Ringfort (Rath), Flemby, Co. Kerry
Co. Kerry |
Ringforts
In the townland of Flemby in County Kerry, a rath sits in the landscape, largely unannounced.
A rath is a ringfort, the most common archaeological monument type in Ireland, typically consisting of a circular earthen bank and ditch enclosing a domestic space used during the early medieval period, roughly between the fifth and twelfth centuries. There are estimated to be around 40,000 of them across the island, yet each one represents a farmstead, a family, a particular patch of ground that someone once considered worth defending and defining. The one at Flemby is among the countless that persist quietly, noted on maps, acknowledged in surveys, but seldom discussed in any depth.

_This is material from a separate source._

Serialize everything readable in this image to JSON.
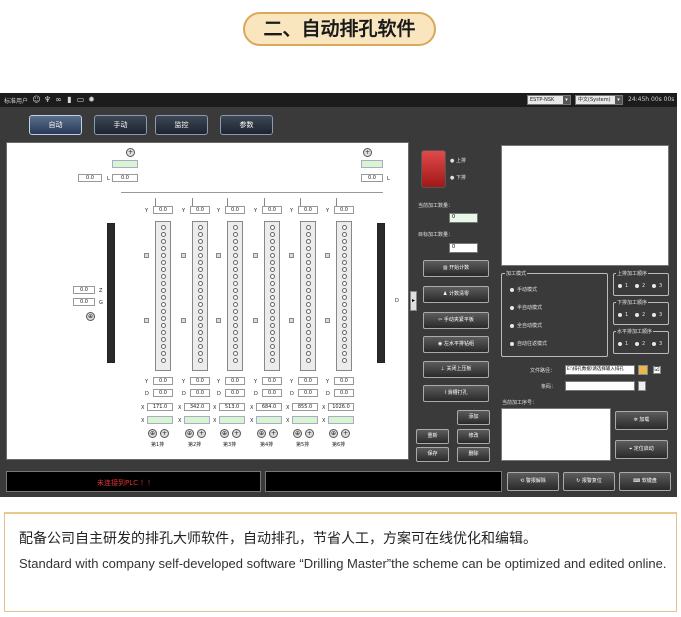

Kerry is dense with such monuments, its terrain having preserved earthworks that in more intensively farmed counties were long ago levelled. The county's ringforts range from modest grass-covered banks to more elaborate examples with multiple enclosing rings, and some are associated with souterrains, underground stone-lined passages that may have served for storage or refuge. Without more specific detail available for the Flemby example, it is difficult to say where on that spectrum this particular site falls, what condition the earthwork is in, or whether any features survive inside the enclosure. What is certain is that it belongs to a period when the Irish landscape was being shaped into the pattern of dispersed rural settlement that, in some respects, it still reflects today.